PANEL SESSIONS IV TUESDAY JUNE 26 2018 4.30 PM – 6.00 PM

Room: CYTT 4.26

  • RESEARCH METHODS IN CONSTITUTIONAL LAW
    This panel surveys a variety of research methods in constitutional law, both old and new, from multiple disciplines. The papers on this panel will appear in Research Methods in Constitutional Law: A Handbook (Edward Elgar, forthcoming 2019).
  • Constitutional Law and Economics
    This chapter addresses a new and fertile research program: constitutional law and economics. Constitutional law and economics asks questions like, ‘What is the extent of the U.S. Congress‘s power to regulate commerce?‘; ‘How much legislative authority can be delegated to administrators?‘; and ‘When should constitutional change happen through judicial updating rather than formal amendment?‘ To address such questions, constitutional law and economics blends positive, normative, and interpretive analysis.

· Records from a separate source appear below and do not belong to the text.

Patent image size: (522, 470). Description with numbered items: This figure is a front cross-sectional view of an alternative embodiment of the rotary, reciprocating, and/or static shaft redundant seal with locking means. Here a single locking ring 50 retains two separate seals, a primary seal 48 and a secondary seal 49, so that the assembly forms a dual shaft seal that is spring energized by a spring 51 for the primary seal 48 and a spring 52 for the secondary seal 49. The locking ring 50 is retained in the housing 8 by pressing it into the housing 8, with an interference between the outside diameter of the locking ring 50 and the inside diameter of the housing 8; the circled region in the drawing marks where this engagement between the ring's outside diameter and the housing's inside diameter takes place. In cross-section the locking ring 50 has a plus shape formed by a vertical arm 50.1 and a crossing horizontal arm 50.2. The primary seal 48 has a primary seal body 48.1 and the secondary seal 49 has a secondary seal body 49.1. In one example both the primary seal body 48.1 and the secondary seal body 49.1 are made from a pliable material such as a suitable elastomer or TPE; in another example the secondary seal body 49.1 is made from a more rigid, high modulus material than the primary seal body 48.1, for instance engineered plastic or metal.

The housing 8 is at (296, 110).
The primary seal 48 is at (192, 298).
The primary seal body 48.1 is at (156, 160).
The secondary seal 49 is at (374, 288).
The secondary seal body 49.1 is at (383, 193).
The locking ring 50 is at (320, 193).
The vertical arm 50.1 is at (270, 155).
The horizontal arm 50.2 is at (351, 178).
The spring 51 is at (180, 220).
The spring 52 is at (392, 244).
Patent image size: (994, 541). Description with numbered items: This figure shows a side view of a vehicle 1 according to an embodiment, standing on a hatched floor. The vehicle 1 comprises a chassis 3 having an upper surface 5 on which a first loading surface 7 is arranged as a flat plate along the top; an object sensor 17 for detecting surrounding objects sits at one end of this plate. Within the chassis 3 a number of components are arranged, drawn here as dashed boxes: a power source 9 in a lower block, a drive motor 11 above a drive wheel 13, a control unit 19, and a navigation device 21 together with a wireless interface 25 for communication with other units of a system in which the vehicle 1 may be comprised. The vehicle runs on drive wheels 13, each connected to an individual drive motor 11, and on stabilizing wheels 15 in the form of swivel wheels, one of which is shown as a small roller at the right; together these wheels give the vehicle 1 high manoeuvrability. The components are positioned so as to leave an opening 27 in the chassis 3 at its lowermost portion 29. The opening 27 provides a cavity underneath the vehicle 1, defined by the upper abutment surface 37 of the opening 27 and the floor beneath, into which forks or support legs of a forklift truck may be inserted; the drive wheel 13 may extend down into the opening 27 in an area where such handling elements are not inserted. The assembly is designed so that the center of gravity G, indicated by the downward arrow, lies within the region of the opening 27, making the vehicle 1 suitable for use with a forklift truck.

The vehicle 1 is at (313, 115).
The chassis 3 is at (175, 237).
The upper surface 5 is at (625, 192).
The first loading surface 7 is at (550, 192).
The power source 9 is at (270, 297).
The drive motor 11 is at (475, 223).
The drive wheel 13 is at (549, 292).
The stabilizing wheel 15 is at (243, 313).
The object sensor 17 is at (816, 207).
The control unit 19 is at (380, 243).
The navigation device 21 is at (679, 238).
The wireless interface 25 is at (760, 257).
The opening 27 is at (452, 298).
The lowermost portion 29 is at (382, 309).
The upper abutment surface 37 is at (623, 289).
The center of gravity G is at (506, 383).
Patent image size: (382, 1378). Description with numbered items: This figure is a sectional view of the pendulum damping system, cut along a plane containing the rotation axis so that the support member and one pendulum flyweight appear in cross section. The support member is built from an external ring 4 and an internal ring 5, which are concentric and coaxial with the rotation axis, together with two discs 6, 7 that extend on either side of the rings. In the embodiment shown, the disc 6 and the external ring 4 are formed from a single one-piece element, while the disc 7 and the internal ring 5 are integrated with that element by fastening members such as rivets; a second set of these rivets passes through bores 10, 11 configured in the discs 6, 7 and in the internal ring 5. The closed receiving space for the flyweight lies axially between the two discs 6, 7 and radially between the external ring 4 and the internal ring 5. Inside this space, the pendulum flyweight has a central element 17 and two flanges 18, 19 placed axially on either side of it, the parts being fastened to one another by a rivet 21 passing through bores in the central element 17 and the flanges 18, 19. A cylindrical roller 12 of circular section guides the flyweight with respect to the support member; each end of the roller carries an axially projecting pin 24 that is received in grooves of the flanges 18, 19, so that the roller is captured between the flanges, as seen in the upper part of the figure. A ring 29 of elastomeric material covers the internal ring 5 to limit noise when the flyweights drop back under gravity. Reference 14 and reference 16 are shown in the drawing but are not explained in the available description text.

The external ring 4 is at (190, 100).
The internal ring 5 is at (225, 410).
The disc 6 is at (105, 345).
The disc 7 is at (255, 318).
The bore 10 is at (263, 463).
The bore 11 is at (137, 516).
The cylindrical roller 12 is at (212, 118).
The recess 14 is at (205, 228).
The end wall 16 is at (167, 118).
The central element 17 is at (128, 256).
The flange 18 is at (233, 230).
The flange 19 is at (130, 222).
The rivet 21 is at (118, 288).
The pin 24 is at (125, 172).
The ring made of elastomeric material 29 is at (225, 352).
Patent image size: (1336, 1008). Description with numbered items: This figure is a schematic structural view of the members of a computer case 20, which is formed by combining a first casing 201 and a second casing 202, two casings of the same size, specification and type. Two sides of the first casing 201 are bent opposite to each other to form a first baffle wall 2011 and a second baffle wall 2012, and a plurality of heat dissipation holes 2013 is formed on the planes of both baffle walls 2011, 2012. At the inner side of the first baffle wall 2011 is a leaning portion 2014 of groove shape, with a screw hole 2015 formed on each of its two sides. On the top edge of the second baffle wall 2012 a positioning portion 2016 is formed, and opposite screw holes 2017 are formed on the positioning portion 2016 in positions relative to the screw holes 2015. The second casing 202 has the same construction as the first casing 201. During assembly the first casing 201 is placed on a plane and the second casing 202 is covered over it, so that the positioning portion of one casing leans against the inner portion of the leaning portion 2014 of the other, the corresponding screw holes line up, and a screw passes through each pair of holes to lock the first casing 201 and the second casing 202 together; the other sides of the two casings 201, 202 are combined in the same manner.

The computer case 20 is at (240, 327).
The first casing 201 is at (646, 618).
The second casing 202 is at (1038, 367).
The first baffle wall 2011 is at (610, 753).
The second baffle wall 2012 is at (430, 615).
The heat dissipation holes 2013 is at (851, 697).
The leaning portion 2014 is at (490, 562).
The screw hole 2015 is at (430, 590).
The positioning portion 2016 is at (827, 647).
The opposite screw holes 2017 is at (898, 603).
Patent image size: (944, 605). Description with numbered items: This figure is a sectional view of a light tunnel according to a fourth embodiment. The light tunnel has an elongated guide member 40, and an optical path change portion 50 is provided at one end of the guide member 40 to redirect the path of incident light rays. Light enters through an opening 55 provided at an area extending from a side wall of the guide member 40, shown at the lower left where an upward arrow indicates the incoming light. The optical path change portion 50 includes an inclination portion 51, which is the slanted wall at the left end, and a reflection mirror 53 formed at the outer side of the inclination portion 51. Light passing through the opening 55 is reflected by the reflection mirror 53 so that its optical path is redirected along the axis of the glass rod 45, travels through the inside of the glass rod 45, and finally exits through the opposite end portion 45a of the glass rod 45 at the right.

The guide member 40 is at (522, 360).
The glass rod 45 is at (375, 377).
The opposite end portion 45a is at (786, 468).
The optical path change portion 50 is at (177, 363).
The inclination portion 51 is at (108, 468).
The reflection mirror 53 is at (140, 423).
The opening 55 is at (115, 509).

This chapter describes all three but emphasizes interpretation. After introducing these modes of analysis, we turn to constitutional law. Six processes make and sustain constitutions: bargaining, voting, delegating, entrenching, adjudicating, and enforcing. Economic theory illuminates these processes, and constitutional law reflects them. We showcase the potential of constitutional law and economics by applying it to concrete problems.
  • Institutionalist Approaches to the Study of Constitutional Law
    A fair case can be made that the vast majority of research in public law takes an institutional approach and that most public law scholars are institutionalists. With the exception of judicial biography, research in public law is almost always about whether some legal or institution matters. We study the influence of different ways of administering environmental laws, the impact of different ways of constituting judicial panels, and how different judicial traditions influence how constitutional free speech protections are interpreted. Moreover, almost every student of law and courts thinks some institutions matter. Disputes in the field are often more often about the impact of particular features of a legal system rather than over whether any distinctive element of law and legal systems influence the functioning of a legal order.
  • Quantitative Approaches to the Study of Constitutional Drafting
    This paper surveys and critically discusses the relatively new and rapidly growing subfield of quantitative scholarship on constitutions, with particular attention to the challenges involved in addressing the question of whether and in what ways formal constitutions actually matter in the real world.
  • Mixed Methods in Constitutional Law: A Question-Driven Approach
    Recent decades have witnessed an explosion of interest in multimethod research. It is partly a by-product of the rise of inter-disciplinarity but it is also a result of intra-disciplinarydevelopments, such as the demise of methodological ‘paradigm wars‘ and the rise of computational approaches. Sited at the edge of law and politics, with material and symbolic functions, constitutional law is particularly ripe for the use of mixed methods. This paper argues, however, that constitutional law should not adopt a mixed method fetish through which different quantitative, qualitative and doctrinal methods are always combined in stringent ways. Rather it advocates an open and reflexive approach that is research-question driven and seeks to advance the field through methodological pluralism. Nonetheless, any concurrent, sequential or fused use of different methods in constitutional law requires a re-thinking of disciplinary competences, research ethics and institutional organisation.